Les moutons ont été domestiqués il y a plus de 10 000 ans. Les études d’éthologie montrent que ce sont des animaux extrêmement intelligents, avec des vies sociales, mentales et émotionnelles riches et complexes. Entre autres faits fascinants, des brebis peuvent tomber amoureuses de béliers, avoir de meilleures amies ou encore être dévastées quand un de leurs proches meurt ou est envoyé à l’abattoir.

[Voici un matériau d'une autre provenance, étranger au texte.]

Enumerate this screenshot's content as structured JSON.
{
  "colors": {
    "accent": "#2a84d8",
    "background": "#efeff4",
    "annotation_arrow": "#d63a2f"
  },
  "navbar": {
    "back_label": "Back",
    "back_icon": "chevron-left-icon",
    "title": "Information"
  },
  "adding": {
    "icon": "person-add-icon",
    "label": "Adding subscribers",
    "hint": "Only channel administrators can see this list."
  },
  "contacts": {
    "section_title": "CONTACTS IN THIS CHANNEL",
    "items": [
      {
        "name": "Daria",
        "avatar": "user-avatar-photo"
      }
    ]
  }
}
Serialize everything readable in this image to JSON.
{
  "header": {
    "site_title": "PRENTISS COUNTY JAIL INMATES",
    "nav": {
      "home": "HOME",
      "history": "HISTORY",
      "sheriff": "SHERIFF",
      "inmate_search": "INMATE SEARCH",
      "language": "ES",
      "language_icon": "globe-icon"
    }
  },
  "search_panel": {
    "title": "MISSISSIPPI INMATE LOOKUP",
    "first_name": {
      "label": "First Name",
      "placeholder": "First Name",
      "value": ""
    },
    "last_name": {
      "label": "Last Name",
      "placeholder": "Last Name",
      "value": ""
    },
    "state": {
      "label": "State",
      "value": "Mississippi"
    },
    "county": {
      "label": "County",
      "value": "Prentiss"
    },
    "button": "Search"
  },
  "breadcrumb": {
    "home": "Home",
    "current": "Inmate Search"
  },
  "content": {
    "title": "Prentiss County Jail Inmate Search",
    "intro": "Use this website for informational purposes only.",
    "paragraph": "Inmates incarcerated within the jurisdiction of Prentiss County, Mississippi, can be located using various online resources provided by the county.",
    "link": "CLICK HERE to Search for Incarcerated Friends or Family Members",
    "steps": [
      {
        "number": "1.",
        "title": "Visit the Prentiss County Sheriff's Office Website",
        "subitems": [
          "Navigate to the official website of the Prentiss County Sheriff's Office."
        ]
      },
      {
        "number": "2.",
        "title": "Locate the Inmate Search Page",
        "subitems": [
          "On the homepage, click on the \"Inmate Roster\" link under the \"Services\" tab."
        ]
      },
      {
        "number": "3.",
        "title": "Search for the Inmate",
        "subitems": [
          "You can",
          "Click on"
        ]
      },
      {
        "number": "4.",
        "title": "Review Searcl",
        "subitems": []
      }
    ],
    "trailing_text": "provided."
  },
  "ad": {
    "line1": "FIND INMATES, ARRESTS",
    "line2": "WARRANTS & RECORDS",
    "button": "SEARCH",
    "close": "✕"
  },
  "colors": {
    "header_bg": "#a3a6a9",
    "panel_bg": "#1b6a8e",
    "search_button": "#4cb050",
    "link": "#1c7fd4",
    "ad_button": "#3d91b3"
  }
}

L'univers sensoriel des moutons
En tant qu’animaux de proie, les moutons ont des sens très développés et performants qui, dans la nature, leur permettent de maximiser leurs chances de survie.
Les moutons ont une très bonne vue périphérique qui leur permet de voir derrière eux sans même tourner la tête ! En revanche, ils perçoivent assez mal la profondeur de champ et voient moins bien ce qui se trouve près de leurs yeux. Ils perçoivent également les couleurs, mais cette capacité est toutefois moins développée que chez les humains.
Les moutons ont une excellente ouïe et peuvent orienter leurs oreilles en direction des sons qu’ils entendent. Les bruits aigus et forts ont tendance à leur faire peur.
L’odorat des moutons est également très développé. Ils sont notamment très sensibles aux différences d’odeur entre prédateurs. Les béliers utilisent leur odorat en période de reproduction, et les brebis l’utilisent pour localiser leurs petits.
Le goût semble moins développé que les autres sens chez les moutons. Ceux-ci sont néanmoins capables de différencier divers aliments et ont certaines préférences en termes de nourriture. Les moutons seraient même capables de distinguer différentes familles de plantes, de les classer et de les utiliser à des fins thérapeutiques !
Le corps des moutons étant largement couvert d’une épaisse toison, seuls le nez, le museau et probablement les oreilles se prêtent à des comportements impliquant le sens du toucher. Ce dernier est important pour les interactions entre les individus : les agneaux recherchent par exemple le contact avec leur mère.
La vie sociale chez les moutons
Les moutons sont des animaux très sociaux et grégaires : ils vivent en groupes, un moyen de se protéger contre les prédateurs. À l’état sauvage, la taille de ces groupes peut grandement varier selon les espèces, allant de petits groupes isolés à des troupeaux de plusieurs centaines d’individus !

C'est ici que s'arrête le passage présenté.